Proving Information Inequalities by Gaussian Elimination
Laigang Guo, Raymond W. Yeung, Xiao-Shan Gao
TL;DR
This work introduces a symbolic, Gaussian-elimination–driven framework to prove information inequalities and identities under linear constraints on Shannon measures, offering an alternative to LP-based methods like ITIP. By homogenizing objectives, ordering entropies, and applying dimension-reduction techniques with Gauss-Jordan elimination, the method often proves inequalities without solving any LP and, when needed, reduces the problem to a smaller LP solvable by specialized procedures.
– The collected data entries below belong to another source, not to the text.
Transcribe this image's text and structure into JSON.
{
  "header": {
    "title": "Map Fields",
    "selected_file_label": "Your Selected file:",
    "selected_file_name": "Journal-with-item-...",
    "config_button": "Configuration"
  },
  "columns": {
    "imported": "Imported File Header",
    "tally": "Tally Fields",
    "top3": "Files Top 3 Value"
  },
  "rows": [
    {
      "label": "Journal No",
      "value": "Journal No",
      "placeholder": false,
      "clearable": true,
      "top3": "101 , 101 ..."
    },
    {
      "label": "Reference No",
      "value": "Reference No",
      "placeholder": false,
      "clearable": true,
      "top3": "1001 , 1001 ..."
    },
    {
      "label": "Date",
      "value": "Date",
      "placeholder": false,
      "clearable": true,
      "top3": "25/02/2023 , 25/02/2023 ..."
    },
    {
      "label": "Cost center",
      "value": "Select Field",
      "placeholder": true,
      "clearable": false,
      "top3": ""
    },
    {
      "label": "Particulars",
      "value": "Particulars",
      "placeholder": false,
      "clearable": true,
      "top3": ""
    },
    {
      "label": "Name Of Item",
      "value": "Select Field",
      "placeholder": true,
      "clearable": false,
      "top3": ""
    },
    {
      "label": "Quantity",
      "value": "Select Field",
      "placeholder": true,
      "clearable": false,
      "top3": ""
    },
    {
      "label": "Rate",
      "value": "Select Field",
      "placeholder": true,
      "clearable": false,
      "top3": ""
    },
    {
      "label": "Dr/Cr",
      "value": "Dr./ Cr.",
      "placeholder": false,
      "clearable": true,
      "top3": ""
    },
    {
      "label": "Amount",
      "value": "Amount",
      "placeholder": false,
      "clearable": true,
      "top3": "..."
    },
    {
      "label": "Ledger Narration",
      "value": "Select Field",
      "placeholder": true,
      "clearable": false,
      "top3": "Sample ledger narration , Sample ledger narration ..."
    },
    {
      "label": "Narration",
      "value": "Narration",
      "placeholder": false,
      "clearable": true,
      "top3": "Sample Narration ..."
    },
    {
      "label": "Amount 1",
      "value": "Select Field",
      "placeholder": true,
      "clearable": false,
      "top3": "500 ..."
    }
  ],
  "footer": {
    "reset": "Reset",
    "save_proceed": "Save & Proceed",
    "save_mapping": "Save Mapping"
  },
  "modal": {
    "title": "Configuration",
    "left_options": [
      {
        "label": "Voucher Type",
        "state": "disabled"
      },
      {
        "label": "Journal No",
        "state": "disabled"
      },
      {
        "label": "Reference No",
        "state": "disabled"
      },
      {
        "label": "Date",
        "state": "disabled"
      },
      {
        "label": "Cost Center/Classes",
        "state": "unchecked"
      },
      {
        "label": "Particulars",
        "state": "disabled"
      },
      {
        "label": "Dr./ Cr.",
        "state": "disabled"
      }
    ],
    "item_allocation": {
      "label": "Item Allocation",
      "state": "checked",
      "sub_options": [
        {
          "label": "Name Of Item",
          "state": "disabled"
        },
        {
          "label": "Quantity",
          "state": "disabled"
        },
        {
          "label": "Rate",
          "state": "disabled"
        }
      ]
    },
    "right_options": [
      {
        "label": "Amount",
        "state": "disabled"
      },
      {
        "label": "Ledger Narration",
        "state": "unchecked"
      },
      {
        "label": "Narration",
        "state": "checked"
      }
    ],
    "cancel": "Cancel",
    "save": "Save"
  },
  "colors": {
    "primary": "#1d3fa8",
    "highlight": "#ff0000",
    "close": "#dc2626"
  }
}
The authors formalize two procedures—Procedure I for inequalities and Procedure II for identities—together with targeted preprocessing steps (QuickIMP-RED) and heuristic searches that transform the problem into conic decompositions in terms of nonnegative variables $a_i$. They demonstrate the approach on Dougherty–Freiling–Zeger’s problem and Tian’s problem, achieving substantial reductions in variable counts and LP size with competitive or superior performance compared to direct LP methods and existing tools. The work also provides enhancements and detailed mappings (Final-1) linking entropy expressions to algebraic variables, suggesting a practical, scalable path for proving complex information-theoretic inequalities.
Abstract
The proof of information inequalities and identities under linear constraints on the information measures is an important problem in information theory. For this purpose, ITIP and other variant algorithms have been developed and implemented, which are all based on solving a linear program (LP). In this paper, we develop a method with symbolic computation. Compared with the known methods, our approach can completely avoids the use of linear programming which may cause numerical errors. Our procedures are also more efficient computationally.